Workplace bullying is a growing problem in Canada. According to a Canadian Labour national survey, 7 in 10 workers have experienced a form of harassment and violence at work. Nearly 1 in 2 workers have experienced sexual harassment and violence in the last two years. As a consequence, 88% of workers who experienced harassment and violence were “transferred, suspended, fired, or lost a shift” due to the harassment and violence. 1 in 4 who reported said that reporting made the situation worse.
What is workplace bullying?
The Canadian Centre for Occupational Health and Safety defines workplace bullying as acts or verbal comments that could psychologically or “mentally” hurt or isolate a person in the workplace. It can involve negative physical contact. Bullying usually involves repeated incidents or patterns of behaviour that are intended to intimidate, offend, degrade or humiliate a particular person or group of people.
Workplace harassment is defined in the OHSA (Ontario Health and Safety Act) as “engaging in a course of vexatious comment or conduct against a worker in a workplace that is known or ought reasonably to be known to be unwelcome” and includes workplace sexual harassment.
In other words, workplace bullying is a form of harassment that can take many different forms, from verbal abuse to sabotage. It’s important to remember that workplace bullying is not the same as occasional conflict or constructive criticism; rather, it’s a pattern of behavior that is intentional and designed to harm the victim.
Effects of Workplace Bullying
Workplace bullying can have serious consequences for both the victim and the company as a whole. Victims of workplace bullying often experience symptoms similar to post-traumatic stress disorder, including anxiety, insomnia, depression, and flashbacks. In severe cases, victims may even attempt or commit suicide.
In addition to the emotional toll it takes on victims, workplace bullying can also lead to decreased productivity, increased absenteeism, and high turnover rates. When employees feel unsafe or unhappy at work, they’re not going to be performing at their best. In fact, a study by the WBI found that 62% of targets said they lost work time due to stress, and 41% said they lost work time due to absenteeism. turnover rates were also significantly higher among targets of workplace bullying; 74% of targets who left their jobs did so because of being bullied.
How to Handle Workplace Bullying
If you are being bullied at work, there are several steps you can take to address the issue. First, document everything that is happening. Keep a record of dates, times, witnesses, and any other relevant information. This will be helpful if you decide to take formal action against your bully.
Next, try talking to your bully directly. This may not always be possible or appropriate, but if you feel comfortable doing so, it may help resolve the issue quickly and amicably. If talking to your bully doesn’t work or isn’t possible, you can also talk to your HR department or another supervisor in your company.
Filing a formal complaint is usually a last resort, but it may be necessary if other methods haven’t worked. When filing a complaint, be sure to include all of the documentation you’ve gathered about the incidents in question.
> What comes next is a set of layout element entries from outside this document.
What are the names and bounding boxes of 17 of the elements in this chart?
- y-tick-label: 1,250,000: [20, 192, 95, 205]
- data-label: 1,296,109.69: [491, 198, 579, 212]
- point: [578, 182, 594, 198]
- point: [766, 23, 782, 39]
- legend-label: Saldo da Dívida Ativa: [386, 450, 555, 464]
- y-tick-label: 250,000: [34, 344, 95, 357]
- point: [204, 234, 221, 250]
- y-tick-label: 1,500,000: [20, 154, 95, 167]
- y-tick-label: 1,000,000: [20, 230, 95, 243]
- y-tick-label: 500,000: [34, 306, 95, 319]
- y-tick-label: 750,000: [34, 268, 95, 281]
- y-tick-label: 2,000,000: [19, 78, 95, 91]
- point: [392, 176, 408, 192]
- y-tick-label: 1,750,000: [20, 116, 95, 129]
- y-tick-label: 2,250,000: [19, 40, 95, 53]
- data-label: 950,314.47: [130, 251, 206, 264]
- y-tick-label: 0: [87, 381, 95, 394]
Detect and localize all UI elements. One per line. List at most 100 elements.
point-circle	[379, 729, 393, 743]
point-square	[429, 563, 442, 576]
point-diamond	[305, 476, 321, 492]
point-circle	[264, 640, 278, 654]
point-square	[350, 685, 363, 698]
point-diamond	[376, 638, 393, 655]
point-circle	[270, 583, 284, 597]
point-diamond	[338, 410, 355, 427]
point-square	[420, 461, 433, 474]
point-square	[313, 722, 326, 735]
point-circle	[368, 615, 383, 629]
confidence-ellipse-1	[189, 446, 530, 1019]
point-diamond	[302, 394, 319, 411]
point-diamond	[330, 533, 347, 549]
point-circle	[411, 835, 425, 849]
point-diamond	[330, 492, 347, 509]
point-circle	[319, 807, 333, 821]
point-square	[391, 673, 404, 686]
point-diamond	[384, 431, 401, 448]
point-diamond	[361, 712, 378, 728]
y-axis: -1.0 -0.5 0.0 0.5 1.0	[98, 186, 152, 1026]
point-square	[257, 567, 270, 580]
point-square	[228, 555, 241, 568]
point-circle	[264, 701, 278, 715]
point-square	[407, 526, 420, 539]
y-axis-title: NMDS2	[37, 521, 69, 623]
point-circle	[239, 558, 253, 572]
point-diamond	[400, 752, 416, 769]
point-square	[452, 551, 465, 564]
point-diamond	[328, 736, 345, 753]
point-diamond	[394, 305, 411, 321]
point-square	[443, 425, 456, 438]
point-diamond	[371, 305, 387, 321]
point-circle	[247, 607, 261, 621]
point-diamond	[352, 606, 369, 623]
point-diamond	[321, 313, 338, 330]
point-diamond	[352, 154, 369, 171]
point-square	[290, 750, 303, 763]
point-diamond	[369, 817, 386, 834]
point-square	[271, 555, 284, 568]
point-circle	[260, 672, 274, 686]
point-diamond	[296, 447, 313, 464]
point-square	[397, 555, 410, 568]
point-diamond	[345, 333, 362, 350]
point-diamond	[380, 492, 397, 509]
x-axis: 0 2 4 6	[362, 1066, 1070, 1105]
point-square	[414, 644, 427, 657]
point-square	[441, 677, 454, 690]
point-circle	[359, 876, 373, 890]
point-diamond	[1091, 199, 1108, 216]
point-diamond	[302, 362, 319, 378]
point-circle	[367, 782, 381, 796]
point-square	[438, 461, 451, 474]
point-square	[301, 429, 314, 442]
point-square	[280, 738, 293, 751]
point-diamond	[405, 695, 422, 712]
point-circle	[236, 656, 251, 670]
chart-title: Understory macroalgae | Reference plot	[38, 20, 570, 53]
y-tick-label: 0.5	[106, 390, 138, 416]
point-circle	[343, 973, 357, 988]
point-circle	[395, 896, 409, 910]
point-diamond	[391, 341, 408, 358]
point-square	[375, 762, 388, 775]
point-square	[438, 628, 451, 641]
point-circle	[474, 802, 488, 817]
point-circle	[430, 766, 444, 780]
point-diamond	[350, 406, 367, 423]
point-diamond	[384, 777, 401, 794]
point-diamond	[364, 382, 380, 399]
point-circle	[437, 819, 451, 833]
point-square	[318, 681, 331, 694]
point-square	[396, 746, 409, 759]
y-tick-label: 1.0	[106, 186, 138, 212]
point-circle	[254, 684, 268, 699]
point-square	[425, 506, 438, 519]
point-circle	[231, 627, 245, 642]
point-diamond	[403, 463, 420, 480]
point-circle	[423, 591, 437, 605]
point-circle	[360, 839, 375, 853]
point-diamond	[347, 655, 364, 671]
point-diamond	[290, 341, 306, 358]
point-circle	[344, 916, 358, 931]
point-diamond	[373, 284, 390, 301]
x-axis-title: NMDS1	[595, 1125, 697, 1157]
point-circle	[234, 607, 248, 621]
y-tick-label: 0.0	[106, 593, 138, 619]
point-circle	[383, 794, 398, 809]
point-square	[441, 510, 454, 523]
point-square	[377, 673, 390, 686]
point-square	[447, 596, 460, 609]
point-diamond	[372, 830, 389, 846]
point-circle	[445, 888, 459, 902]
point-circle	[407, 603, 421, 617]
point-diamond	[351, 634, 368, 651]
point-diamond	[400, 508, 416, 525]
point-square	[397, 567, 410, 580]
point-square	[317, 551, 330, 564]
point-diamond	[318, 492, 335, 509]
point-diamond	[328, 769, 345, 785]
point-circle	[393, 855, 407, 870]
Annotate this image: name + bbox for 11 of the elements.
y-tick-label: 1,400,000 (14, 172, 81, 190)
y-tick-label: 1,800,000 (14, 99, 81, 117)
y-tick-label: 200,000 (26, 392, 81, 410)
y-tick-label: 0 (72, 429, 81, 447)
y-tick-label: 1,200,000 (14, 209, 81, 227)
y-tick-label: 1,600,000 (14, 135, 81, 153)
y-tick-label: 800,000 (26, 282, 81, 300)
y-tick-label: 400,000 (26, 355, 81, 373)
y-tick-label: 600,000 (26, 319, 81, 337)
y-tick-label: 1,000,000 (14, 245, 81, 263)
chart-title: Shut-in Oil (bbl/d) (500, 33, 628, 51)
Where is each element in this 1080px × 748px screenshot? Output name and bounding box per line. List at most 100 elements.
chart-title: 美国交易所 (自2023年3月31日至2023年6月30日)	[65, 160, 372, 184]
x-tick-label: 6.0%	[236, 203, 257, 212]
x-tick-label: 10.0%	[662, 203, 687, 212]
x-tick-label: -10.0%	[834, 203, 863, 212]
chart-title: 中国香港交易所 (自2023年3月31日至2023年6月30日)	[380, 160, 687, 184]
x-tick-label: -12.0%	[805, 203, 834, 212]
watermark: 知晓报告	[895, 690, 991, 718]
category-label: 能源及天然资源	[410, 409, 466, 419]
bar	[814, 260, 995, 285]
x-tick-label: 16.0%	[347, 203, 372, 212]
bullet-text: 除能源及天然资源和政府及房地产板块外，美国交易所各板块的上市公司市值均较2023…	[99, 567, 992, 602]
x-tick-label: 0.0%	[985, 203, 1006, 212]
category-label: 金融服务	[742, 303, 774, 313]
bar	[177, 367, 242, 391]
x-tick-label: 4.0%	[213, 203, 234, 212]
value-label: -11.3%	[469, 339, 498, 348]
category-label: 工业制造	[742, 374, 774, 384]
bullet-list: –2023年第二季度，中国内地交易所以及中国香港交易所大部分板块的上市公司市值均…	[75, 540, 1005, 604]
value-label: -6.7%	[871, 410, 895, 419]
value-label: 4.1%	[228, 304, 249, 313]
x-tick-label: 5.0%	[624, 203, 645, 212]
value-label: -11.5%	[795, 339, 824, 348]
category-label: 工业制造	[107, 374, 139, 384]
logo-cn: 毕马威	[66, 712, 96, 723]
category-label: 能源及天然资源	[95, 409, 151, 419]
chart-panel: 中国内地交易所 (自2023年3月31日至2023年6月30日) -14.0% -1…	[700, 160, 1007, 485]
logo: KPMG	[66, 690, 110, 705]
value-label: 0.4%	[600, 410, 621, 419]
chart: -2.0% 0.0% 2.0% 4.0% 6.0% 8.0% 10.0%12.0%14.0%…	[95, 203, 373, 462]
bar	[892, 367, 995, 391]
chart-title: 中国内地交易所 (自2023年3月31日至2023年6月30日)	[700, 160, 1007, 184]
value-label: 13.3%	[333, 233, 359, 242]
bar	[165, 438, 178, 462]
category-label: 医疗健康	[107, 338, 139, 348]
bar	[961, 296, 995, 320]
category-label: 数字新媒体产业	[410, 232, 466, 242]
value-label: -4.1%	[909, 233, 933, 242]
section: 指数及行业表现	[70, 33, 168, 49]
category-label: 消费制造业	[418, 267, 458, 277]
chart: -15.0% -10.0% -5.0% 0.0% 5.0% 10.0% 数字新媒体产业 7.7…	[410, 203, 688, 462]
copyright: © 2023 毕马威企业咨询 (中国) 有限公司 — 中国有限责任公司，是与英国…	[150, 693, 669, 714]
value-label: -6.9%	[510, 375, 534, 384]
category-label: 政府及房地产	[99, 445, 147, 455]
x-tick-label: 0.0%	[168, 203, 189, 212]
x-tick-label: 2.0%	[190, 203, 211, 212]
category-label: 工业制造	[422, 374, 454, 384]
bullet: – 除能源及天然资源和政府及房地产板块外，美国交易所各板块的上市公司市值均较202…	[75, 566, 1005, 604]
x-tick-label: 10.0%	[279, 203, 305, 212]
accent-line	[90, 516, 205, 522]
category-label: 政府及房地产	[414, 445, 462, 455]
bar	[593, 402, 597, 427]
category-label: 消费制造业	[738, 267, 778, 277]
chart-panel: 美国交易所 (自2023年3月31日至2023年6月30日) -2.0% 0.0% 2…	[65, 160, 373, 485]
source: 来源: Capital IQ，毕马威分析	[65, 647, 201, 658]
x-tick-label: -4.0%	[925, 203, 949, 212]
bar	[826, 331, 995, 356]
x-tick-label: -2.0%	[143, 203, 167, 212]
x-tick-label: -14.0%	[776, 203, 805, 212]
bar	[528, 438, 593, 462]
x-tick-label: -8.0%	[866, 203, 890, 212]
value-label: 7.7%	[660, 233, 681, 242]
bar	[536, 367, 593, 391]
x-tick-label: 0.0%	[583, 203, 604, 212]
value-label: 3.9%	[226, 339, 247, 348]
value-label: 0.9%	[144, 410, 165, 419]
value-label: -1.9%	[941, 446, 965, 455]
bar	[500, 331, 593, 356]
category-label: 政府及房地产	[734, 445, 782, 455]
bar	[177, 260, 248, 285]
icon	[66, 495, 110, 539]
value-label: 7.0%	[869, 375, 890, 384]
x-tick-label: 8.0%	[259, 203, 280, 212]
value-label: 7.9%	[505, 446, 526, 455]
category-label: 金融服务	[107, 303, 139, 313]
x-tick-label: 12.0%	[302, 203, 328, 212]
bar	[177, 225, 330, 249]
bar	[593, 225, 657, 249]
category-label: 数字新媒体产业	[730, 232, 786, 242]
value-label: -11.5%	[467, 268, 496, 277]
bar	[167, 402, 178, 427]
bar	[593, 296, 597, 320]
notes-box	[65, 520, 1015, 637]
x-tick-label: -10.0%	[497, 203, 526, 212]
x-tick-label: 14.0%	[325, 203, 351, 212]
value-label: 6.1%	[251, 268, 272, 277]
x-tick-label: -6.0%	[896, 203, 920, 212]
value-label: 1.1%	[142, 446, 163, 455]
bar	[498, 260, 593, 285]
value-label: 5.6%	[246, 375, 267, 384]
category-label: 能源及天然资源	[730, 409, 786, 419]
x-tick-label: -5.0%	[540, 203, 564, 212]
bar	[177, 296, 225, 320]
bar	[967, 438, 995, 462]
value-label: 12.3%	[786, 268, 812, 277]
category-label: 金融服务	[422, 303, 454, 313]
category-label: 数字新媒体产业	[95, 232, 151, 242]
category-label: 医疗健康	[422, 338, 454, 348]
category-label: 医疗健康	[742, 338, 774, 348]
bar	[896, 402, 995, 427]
You should also be prepared for the possibility that filing a complaint could make the situation worse; sometimes, bullies will retaliate against their victims after a complaint has been made.
Workplace bullying is a serious problem that can have severe consequences for both victims and businesses alike. If you are being bullied at work, there are steps you can take to address the issue; start by documenting everything that is happening. You can also try talking to your bully directly or talk to HR if you feel comfortable doing so. Filing a formal complaint should be done as a last resort after all other options have been exhausted since there is always the possibility that things could get worse after taking this step.